Une victoire majoritaire pour la CAQ, gracieuseté du mode de scrutin

Ce n’est pourtant pas d’hier que le Québec interroge la pertinence de son mode de scrutin uninominal majoritaire à un tour. Cinq gouvernements ont promis de le réformer, aucun ne l’a modifié.
Jacques Nadeau Le Devoir Ce n’est pourtant pas d’hier que le Québec interroge la pertinence de son mode de scrutin uninominal majoritaire à un tour. Cinq gouvernements ont promis de le réformer, aucun ne l’a modifié.

Jamais, depuis l'élection de 1973 où le PQ avait récolté 30 % des votes, mais remporté seulement six sièges au Salon bleu, une distorsion entre la volonté de la population et son expression à l’Assemblée nationale n’a paru aussi grande. Le mode de scrutin actuel tord-il le cou à la volonté populaire?

L’issue de ces élections illustre la disparité entre le pourcentage des votes obtenu au suffrage universel et le nombre d’élus : au moment où ces lignes étaient écrites (1h), 14 % des voix valaient 22 députés au Parti libéral, mais 15 % en rapportaient 11 à Québec solidaire et seulement trois au Parti québécois. Les conservateurs, eux, récoltaient 13 % des suffrages, mais repartaient bredouilles.
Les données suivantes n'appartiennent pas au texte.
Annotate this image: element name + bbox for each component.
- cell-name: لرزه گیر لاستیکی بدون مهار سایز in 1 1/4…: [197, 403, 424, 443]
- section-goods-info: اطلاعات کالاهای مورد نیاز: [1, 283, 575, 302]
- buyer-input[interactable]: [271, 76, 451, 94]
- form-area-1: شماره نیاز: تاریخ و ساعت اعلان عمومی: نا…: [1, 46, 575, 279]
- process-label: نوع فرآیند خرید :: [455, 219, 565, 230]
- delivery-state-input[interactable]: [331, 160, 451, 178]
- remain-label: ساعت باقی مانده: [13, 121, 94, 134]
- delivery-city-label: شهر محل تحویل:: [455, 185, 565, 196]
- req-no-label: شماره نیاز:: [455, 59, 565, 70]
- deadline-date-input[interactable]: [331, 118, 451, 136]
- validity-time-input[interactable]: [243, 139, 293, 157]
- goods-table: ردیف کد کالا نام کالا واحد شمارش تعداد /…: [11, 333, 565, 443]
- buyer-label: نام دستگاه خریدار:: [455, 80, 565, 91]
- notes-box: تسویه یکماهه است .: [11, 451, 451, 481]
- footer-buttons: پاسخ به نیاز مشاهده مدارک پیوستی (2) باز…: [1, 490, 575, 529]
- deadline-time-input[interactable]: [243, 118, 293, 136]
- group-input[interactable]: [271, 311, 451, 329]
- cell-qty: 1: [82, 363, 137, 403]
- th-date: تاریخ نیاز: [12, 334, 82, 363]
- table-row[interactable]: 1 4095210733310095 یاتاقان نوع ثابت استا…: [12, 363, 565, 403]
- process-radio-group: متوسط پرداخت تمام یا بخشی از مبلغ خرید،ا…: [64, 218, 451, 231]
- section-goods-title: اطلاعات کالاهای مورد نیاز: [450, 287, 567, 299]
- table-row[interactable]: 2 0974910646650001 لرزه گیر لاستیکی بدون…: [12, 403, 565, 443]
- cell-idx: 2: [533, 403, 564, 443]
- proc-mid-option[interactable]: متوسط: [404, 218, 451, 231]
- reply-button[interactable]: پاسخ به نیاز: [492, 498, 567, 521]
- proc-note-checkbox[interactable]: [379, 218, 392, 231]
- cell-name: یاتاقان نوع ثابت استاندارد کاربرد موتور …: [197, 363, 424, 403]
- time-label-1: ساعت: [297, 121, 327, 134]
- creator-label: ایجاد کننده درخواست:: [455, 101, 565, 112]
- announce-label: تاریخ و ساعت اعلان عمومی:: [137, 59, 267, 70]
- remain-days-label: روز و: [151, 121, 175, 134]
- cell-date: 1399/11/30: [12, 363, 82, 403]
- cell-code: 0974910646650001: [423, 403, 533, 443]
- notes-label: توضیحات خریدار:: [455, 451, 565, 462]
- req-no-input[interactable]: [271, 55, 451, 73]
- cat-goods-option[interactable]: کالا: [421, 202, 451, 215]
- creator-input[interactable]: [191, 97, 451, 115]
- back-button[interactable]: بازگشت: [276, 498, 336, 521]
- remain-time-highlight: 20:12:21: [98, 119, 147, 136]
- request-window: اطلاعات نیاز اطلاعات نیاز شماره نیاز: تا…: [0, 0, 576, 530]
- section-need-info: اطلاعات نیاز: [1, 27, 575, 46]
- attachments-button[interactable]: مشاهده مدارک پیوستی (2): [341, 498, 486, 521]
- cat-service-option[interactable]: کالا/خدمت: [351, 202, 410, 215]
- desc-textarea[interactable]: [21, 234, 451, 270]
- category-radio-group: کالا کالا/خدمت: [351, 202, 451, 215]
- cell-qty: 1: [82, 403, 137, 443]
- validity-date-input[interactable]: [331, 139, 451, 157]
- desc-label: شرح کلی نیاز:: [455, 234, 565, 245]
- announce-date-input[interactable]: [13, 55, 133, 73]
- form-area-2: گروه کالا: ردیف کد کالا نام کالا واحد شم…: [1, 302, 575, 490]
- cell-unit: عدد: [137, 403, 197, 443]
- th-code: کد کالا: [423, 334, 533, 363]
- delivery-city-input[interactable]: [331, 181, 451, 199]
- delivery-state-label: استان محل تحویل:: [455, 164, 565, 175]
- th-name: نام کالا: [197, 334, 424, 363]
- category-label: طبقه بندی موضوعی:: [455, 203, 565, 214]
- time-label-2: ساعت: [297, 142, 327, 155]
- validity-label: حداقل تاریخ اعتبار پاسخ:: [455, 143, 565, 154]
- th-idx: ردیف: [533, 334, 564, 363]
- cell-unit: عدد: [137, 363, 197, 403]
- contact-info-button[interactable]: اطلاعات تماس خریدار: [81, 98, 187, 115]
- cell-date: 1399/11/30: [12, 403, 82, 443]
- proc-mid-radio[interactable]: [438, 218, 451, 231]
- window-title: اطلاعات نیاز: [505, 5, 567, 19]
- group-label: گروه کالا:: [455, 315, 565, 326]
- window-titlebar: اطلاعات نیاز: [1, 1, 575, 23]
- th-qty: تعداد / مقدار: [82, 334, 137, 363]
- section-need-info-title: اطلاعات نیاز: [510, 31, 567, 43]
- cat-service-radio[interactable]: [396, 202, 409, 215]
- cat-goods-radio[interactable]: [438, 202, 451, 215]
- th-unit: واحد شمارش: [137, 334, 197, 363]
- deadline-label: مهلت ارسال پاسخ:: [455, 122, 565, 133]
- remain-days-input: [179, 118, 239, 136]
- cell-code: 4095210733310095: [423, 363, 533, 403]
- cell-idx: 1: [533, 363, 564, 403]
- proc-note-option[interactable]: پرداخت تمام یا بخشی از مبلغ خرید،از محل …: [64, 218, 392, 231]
La CAQ, pendant ce temps, remportait 89 sièges, soit 71 % d’entre eux avec 41 % des votes.

«Cette année, l’écart est énorme, analyse Julien Verville, professeur de sciences politiques au Collège Ahuntsic et auteur de La réforme du mode de scrutin au Québec. L’écart entre la proportion de votes et la proportion de sièges est vraiment importante.»

Ce n’est pourtant pas d’hier que le Québec interroge la pertinence de son mode de scrutin uninominal majoritaire à un tour. Cinq gouvernements ont promis de le réformer, aucun ne l’a modifié. Pourtant, les Québécois expriment le désir de le changer dans une proportion qui avoisine les 66 % dans les sondages.

«Quand les partis qui formaient l’opposition accèdent au pouvoir, ils découvrent souvent les vertus du mode de scrutin actuel», ironise M. Verville.

Pourtant, le mode de scrutin actuel en vient à créer «des fausses majorités», ajoute le professeur. «La CAQ, en 2018, est devenue le parti à former un gouvernement majoritaire avec la plus faible proportion du vote. Cette année, il a à peu près le même niveau d’appuis qu’aux dernières élections, mais il obtient une vingtaine de sièges de plus.»

Et avec la réforme, qu’est-ce que ça donne ?

Le gouvernement caquiste avait déposé le projet de loi 39 en vue de réformer le mode de scrutin. Avant sa mort au feuilleton, la pièce législative proposait la mise en place d’un mode de scrutin mixte compensatoire. En vertu de ce mode de scrutin, l’élection aurait connu une issue bien différente, explique M. Verville.

«Les distorsions auraient existé, mais elles auraient aussi été considérablement réduites. Les partis sous-représentés auraient obtenu une voix au Parlement, le PQ et le PCQ auraient aussi obtenu une représentation intéressante au Salon bleu.» Les partis n’auraient pas démarré la course au même endroit non plus. Le PQ aurait récolté 15 sièges plutôt que 10 en 2018 en vertu d’un scrutin mixte compensatoire. Le PLQ aurait gagné cinq députés supplémentaires, à 36. Les solidaires en auraient obtenu 14, soit quatre de plus. La CAQ, de son côté, n’aurait pas obtenu sa majorité et aurait dû se contenter de 60 sièges sur 125, plutôt que 74.

«Je ne crois pas que la CAQ ira dans le sens d’une réforme, déplore Julien Verville. C’est dommage parce que le mode de scrutin actuel pourrait attiser la colère envers le système. Certains citoyens vont peut-être penser que le système électoral est brisé.»

Un mode de scrutin proportionnel aurait aussi coûté à la CAQ sa majorité cette année. Cette dernière aurait obtenu une cinquantaine de sièges, tandis que les partis d’opposition, en fonction des votes récoltés, auraient fait élire entre 14 et 20 députés chacun environ.

Avec la collaboration de Laurianne Croteau 

 


Correction: Cet article a été modifié pour préciser qu'il s'agit de la plus grande distorsion depuis l'élection de 1973 où le PQ avait récolté 30 % des votes, mais remporté seulement six sièges au Salon bleu.